Both Rich Hamilton and Hamilton girls coach Kevin Krahenbuhl are fans of the new format.
“I was happy they made the matches more meaningful,” Krahenbuhl said. “It’s hard to practice and coach that stuff when a season of matches are a season-long warmup.”
Dinges is worried the increased pressure and more rigorous qualifying standards will drive relatively-new girls golfers away from the sport out of intimidation and frustration. Pat Reed (Corona del Sol) wants to see a 50 percent cutdown of schools after Day 1 of the state tournament. Miles wants regionals and super regionals to come back.
But they all agree on three things: Change is good, their input would help iron out a few remaining wrinkles and that there’s zero chance of making everyone happy.

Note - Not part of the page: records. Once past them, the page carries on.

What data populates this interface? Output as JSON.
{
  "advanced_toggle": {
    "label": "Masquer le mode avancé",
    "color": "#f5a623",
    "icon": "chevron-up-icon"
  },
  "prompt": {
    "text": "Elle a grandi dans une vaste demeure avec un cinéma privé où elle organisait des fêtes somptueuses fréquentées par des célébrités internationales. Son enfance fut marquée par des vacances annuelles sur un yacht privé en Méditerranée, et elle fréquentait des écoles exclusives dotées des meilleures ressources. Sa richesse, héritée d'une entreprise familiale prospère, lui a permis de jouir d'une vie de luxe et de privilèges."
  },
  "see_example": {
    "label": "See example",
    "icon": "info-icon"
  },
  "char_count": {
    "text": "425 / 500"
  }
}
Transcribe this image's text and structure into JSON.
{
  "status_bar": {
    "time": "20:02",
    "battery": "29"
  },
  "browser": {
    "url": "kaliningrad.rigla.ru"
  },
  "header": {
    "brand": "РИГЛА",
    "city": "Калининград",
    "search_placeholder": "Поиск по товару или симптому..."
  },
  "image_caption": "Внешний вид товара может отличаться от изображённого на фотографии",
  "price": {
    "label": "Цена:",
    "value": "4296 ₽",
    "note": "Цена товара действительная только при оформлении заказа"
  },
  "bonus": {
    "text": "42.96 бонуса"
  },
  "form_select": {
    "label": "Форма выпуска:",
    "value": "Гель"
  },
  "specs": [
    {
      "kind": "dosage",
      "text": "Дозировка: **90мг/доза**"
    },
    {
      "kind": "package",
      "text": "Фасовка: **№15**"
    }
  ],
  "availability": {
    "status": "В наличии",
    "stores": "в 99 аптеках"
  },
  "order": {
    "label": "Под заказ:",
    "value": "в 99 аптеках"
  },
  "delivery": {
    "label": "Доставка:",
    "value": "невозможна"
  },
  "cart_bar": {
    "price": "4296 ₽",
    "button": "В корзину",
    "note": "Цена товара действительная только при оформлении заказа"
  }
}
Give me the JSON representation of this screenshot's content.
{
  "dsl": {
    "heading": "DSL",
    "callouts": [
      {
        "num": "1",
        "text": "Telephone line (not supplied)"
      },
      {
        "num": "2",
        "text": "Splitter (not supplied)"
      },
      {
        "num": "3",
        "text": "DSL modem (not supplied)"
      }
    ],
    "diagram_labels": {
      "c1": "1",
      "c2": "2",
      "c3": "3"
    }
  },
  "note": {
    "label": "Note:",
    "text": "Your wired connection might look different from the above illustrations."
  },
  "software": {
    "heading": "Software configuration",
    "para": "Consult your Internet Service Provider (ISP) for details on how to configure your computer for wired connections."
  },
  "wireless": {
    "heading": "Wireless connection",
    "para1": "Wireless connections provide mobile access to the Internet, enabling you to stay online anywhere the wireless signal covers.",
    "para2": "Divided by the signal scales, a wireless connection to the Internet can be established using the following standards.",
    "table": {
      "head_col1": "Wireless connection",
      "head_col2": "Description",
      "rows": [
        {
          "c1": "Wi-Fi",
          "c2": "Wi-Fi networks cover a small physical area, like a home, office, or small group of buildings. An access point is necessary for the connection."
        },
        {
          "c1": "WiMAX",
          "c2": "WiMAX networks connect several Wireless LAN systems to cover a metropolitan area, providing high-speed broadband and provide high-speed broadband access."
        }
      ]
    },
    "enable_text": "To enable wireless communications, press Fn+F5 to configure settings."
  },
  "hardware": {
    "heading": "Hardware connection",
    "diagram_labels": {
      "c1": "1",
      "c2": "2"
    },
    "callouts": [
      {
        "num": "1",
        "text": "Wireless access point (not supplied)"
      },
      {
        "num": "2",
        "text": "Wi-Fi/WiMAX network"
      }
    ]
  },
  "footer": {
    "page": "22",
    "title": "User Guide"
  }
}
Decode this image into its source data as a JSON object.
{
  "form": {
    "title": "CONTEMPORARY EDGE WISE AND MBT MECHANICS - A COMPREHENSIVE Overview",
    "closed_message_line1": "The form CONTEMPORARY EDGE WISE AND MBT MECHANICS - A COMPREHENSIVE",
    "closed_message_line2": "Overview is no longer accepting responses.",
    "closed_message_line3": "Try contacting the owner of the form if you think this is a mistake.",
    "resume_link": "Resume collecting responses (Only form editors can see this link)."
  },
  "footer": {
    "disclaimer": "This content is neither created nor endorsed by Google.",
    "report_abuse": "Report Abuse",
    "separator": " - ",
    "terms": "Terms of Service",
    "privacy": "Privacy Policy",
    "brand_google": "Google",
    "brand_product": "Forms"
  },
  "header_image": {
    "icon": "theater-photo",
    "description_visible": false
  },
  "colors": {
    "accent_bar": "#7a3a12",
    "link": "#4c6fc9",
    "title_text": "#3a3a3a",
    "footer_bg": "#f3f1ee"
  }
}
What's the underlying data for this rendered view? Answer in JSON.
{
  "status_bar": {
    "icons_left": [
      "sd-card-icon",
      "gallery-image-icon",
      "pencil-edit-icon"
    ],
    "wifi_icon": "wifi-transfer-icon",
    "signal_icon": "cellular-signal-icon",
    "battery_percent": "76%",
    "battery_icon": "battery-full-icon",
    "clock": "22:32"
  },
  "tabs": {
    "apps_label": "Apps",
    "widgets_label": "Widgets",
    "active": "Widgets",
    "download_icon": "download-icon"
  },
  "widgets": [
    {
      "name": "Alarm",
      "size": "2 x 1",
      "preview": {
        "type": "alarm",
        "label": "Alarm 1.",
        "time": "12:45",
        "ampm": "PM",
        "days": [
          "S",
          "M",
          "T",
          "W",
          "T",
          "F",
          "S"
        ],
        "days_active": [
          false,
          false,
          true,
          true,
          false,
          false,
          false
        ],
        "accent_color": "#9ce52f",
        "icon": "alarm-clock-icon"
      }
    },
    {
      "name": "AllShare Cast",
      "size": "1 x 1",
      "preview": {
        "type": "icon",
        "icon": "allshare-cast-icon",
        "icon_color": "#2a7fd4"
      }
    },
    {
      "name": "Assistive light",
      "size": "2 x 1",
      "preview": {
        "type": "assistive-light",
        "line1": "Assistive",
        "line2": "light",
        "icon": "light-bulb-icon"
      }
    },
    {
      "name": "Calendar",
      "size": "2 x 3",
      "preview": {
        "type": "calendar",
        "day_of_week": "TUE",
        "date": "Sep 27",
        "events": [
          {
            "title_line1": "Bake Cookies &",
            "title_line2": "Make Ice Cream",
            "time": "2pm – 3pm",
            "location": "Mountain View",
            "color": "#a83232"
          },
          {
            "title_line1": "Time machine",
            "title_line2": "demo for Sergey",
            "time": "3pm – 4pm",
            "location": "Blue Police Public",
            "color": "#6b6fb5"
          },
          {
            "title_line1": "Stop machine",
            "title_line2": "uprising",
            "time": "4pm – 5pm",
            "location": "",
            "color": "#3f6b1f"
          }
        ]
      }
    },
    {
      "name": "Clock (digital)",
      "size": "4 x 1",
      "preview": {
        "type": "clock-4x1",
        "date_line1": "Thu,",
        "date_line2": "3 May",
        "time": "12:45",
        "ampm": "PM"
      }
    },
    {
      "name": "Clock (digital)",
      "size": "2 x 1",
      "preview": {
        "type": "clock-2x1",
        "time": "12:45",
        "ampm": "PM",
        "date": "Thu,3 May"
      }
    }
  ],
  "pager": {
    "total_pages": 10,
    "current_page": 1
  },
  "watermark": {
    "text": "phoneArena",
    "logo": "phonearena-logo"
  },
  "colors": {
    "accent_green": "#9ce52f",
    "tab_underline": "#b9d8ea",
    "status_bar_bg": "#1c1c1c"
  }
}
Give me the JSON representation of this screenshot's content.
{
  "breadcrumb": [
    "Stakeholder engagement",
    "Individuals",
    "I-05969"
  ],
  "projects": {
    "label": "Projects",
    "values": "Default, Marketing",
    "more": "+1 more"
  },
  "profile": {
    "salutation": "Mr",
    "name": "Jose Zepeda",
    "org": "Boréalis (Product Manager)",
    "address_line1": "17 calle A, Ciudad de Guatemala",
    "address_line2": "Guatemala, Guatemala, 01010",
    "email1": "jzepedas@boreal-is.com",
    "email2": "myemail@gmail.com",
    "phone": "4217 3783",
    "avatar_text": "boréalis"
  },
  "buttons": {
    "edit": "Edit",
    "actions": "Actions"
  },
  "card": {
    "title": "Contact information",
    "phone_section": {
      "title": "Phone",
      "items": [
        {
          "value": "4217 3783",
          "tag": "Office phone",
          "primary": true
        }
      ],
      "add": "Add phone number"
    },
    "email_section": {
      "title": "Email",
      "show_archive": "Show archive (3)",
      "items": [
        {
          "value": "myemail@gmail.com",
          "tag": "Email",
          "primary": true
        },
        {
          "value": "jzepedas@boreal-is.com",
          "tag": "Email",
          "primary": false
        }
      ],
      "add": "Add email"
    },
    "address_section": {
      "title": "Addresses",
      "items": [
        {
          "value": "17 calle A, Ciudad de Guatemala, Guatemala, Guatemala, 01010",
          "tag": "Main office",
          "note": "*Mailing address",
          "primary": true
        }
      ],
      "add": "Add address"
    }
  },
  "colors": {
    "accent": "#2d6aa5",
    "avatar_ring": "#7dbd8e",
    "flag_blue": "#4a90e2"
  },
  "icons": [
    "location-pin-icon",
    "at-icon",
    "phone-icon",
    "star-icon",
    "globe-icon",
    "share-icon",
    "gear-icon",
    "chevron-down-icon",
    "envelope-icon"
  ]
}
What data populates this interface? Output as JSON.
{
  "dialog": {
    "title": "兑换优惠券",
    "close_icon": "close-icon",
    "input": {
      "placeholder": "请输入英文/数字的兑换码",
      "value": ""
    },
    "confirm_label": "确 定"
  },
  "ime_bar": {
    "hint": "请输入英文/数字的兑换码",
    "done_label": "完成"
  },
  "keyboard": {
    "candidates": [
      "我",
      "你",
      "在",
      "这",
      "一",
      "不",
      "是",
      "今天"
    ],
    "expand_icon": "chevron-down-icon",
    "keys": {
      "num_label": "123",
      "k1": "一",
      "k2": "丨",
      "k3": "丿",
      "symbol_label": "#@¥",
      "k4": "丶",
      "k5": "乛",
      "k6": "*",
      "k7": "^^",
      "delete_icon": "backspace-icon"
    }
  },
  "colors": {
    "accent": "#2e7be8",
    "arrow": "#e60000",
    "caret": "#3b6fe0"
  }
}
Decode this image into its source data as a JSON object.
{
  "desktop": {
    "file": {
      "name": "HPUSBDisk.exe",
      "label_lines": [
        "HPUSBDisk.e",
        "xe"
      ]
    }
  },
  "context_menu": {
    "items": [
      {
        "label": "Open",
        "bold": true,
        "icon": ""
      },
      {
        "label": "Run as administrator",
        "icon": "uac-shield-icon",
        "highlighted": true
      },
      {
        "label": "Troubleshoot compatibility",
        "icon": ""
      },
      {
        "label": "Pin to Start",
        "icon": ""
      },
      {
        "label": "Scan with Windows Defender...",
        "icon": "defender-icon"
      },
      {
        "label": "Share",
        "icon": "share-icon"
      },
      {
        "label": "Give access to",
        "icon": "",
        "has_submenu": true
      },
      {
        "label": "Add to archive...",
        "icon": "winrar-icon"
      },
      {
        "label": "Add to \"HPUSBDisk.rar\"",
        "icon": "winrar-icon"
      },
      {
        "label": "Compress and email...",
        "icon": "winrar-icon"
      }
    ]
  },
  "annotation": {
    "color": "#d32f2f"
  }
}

“Let’s play this as trial-and-error, and perhaps a couple changes will make it a reflection of the top talent in the state without compromising too many kids’ opportunities,” Krahenbuhl said.
Boys Golf State Tournament
When: Friday and Saturday
Where: Randolph Park Golf Complex, Tucson
Tee Times: Div. I at 6:45 a.m.; Div. II at 11 a.m.
Div. I: 14 schools (Anthem Boulder Creek, Brophy, Chaparral, Desert Vista, Hamilton, Horizon, Ironwood Ridge, Mountain Pointe, Mountain View, Phoenix North Canyon, Perry, Pinnacle, Red Mountain, Tucson Salpointe).
Div. II: 14 schools (Arcadia, Cactus Shadows, Tucson Canyon del Oro, Tucson Catalina Foothills, Peoria Liberty, Notre Dame, Queen Creek, Tucson Sabino, Saguaro, Seton Catholic, Peoria Sunrise Mountain, Phoenix Thunderbird, Verrado, Williams Field).
Girls Golf State Tournament
When: Friday and Saturday
Where: Dell Urich Golf Course, Tucson (Div. I); Silver Bell Golf Course, Tucson (Div. II)
Tee Times: Div. I at 7 a.m.; Div. II at 10 a.m. Friday and 6:45 a.m. Saturday
Div. I: 28 schools (Phoenix Goldwater, Basha, Peoria Centennial, Chaparral, Yuma Cibola, Corona del Sol, Desert Mountain, Desert Ridge, Desert Vista, Dobson, Gilbert, Hamilton, Highland, Horizon, Lake Havasu, Marcos de Niza, Mesquite, Mountain Pointe, Glendale Mountain Ridge, Mountain View (Mesa), Mountain View (Marana), Phoenix North Canyon, Pinnacle, Red Mountain, Tucson Salpointe, Phoenix Sandra Day O’Connor, Tucson, Xavier).
Div. II: 10 schools (Cactus Shadows, Tucson Canyon del Oro, Tucson Catalina Foothills, Vail Cienega, Notre Dame, Queen Creek, Tucson Sabino, Saguaro, Scottsdale Christian, Tucson St. Gregory).